Effect of Inelastic Scattering on Underwater Daylight in the Ocean: Model Evaluation, Validation, and First Results

A model based on a matrix-operator theory capable of simulating underwater daylight in the ocean is presented. The main focus is on gelbstoff and chlorophyll fluorescence as well as water Raman scattering as sources of inelastic scattering and their effect on underwater daylight and relevance for the remote sensing of ocean color. Any combination of inelastic sources can be investigated, including differences in simulated underwater daylight in the absence and the presence of these sources. To our knowledge, it is the first matrix-operator model to include all these inelastic sources. The model allows simulations for case 1 and case 2 waters. Calculations can be done with highly anisotropic phase functions as they are observed in the ocean, and every order of multiple scattering is considered. A detailed mathematical description of inelastic sources is given, and a special treatment of the depth dependency of these sources is presented. The model is validated by comparison with depth-dependent and spectrally resolved measurements of downward irradiance in the open ocean. The differences between measured and simulated data are within the error of the radiometric measurements. Water Raman scattering has been found to contribute significantly to water-leaving radiance. The inelastic fraction depends on the water Raman scattering coefficient, on the ratio of the total attenuation coefficient at excitation and emission wavelengths, and on the spectral course of the irradiance incident on the ocean. For clear ocean waters the inelastic fraction can reach values of more than 17% [C = 0.03 mg m^-3 , ay (440 nm) = 0.01 m^-1] at wavelengths relevant for the remote sensing of ocean color.

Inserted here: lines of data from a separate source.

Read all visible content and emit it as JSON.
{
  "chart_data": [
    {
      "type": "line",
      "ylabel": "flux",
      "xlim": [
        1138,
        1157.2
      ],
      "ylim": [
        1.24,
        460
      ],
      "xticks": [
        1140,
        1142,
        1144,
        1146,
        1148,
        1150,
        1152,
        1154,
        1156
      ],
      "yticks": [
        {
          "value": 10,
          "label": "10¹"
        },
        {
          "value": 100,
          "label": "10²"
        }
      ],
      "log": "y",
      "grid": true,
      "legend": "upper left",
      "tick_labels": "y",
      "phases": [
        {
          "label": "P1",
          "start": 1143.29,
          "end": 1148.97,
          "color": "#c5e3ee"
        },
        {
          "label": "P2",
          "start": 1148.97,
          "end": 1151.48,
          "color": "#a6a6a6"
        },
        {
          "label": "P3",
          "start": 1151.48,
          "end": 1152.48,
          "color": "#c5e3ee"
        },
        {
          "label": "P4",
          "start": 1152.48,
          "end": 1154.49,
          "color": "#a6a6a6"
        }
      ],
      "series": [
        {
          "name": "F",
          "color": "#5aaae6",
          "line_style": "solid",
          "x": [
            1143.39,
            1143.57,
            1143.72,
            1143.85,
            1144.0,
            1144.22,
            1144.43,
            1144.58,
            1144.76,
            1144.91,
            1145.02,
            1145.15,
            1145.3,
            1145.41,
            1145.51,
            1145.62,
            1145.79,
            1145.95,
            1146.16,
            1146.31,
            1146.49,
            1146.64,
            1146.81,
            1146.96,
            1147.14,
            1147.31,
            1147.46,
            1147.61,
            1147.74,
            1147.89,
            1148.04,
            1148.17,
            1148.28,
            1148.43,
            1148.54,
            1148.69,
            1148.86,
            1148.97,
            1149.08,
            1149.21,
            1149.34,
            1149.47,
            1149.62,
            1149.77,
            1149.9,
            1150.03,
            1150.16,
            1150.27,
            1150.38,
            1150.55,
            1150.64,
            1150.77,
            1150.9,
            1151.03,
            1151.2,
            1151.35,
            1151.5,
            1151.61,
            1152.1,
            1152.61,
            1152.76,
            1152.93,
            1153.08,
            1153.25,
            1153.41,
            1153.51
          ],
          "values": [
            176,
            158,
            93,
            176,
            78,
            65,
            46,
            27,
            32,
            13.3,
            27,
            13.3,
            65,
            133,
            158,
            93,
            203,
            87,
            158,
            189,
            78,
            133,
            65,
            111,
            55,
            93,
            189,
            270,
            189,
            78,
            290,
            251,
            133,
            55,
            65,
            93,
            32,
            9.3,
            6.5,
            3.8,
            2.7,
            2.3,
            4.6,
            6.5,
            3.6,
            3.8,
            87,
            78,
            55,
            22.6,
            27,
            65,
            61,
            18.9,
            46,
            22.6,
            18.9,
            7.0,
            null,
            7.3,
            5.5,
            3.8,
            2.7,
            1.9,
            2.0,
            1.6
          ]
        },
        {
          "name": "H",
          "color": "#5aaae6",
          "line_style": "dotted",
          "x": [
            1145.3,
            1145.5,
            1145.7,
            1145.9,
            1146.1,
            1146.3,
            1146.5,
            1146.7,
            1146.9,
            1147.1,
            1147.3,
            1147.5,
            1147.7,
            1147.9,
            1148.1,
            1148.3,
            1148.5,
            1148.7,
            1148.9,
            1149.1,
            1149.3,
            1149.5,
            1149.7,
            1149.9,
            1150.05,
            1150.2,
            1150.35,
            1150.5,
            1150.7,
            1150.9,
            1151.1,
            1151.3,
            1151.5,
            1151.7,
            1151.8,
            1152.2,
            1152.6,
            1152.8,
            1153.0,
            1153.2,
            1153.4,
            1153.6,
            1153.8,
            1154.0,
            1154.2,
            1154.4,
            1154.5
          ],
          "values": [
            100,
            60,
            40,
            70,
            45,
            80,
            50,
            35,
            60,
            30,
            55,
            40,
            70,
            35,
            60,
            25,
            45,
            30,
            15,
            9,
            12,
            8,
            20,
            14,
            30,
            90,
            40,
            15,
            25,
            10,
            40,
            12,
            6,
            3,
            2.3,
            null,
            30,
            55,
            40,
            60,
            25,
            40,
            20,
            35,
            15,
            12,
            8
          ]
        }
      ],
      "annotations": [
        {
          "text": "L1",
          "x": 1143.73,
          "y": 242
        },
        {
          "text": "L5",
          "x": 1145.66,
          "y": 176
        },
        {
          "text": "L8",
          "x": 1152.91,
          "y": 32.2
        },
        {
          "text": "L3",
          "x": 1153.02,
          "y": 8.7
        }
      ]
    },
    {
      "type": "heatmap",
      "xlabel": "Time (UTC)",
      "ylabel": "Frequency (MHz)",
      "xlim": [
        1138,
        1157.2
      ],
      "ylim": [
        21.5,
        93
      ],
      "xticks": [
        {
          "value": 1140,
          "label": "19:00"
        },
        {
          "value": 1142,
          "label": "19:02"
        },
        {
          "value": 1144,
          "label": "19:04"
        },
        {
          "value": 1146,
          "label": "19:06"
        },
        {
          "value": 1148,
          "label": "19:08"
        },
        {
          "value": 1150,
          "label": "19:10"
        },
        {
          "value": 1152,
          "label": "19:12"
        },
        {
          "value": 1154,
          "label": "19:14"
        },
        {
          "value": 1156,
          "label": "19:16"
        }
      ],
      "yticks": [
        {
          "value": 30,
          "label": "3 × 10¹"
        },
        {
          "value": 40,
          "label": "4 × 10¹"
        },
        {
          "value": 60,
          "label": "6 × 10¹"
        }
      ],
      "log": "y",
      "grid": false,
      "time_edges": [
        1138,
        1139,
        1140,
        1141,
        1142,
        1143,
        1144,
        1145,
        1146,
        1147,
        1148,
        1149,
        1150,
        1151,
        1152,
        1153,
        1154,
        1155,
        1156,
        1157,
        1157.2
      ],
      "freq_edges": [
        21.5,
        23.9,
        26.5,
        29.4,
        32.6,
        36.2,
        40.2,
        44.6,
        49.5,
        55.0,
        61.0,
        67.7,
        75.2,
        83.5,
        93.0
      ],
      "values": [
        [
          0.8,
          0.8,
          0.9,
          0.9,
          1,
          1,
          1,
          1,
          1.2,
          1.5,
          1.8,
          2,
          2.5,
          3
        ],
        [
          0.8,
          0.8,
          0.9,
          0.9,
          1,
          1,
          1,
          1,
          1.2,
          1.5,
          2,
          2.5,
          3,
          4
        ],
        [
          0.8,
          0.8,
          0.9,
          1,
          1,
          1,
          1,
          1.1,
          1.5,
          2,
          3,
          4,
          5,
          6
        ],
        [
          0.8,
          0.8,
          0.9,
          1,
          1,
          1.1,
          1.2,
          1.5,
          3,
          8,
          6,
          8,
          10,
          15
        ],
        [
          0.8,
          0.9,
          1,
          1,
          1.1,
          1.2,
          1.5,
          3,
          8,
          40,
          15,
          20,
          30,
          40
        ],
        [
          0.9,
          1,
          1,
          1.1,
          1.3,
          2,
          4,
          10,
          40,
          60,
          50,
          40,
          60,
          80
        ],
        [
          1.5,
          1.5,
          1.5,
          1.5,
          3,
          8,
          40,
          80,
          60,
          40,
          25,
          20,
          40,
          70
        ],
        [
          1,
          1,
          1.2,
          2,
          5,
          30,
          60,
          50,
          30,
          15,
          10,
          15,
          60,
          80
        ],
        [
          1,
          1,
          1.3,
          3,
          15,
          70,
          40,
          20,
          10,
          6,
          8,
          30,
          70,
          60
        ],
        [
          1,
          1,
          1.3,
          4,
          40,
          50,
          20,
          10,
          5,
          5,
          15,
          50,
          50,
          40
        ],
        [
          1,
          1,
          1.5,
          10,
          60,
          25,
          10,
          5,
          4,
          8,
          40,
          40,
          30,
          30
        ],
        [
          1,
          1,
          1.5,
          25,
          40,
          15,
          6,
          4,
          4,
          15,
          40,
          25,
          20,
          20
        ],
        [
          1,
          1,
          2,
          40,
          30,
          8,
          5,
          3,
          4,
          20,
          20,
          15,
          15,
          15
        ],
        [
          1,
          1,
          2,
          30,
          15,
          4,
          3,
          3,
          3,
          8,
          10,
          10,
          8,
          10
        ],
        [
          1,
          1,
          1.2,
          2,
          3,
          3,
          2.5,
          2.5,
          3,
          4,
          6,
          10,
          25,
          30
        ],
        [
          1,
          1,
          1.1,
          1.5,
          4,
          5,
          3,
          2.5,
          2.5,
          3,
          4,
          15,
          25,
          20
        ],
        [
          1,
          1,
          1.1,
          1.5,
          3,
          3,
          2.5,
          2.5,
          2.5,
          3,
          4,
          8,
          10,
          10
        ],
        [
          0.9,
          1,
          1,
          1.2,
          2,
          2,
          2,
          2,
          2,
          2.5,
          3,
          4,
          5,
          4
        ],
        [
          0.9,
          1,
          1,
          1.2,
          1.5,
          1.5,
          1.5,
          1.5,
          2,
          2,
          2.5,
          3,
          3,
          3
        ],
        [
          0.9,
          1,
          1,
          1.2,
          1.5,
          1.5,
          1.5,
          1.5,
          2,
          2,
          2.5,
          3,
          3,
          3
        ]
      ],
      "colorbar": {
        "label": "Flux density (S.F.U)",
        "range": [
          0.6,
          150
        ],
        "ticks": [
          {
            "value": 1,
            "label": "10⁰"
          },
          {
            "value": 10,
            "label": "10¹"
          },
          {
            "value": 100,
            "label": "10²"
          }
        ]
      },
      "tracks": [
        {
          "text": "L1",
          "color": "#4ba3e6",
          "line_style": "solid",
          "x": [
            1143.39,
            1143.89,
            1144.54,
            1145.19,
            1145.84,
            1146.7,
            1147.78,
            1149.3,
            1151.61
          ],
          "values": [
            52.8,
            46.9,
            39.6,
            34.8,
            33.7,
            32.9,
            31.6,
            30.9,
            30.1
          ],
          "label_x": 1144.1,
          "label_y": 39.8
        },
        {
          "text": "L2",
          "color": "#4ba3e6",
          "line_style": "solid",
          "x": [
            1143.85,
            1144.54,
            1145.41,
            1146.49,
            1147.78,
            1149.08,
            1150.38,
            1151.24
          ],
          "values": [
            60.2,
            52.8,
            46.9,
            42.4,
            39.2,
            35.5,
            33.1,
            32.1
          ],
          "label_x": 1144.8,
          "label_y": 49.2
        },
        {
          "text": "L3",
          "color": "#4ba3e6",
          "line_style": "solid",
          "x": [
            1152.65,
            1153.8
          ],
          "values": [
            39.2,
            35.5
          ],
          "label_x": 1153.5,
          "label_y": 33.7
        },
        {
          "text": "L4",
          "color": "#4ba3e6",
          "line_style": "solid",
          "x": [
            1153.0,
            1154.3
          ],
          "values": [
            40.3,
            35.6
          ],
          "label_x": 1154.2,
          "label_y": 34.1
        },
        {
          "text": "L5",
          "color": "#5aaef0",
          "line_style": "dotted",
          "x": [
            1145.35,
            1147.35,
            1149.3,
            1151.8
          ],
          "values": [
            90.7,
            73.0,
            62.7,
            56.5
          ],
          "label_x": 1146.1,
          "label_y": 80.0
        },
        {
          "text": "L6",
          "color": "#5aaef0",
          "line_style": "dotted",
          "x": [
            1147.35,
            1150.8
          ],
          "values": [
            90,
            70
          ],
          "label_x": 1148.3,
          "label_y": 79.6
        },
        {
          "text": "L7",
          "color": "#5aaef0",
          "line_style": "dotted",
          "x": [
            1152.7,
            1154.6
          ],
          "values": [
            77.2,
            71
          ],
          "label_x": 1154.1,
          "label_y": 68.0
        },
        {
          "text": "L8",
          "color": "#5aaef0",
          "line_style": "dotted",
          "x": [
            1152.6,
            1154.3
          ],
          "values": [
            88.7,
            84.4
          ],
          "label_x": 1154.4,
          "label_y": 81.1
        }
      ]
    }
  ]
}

The inelastic fraction of gelbstoff fluorescence can reach or even exceed the relevance of water Raman scattering at short wavelengths. In the water column, depending on optically active substances and on actual depth, water Raman scattering can provide 100% of the light field at wavelengths greater than 580 nm. The effect of gelbstoff fluorescence on depth-dependent irradiances is less significant than the effect of water Raman scattering in all cases considered, except for near surface levels and high gelbstoff concentrations.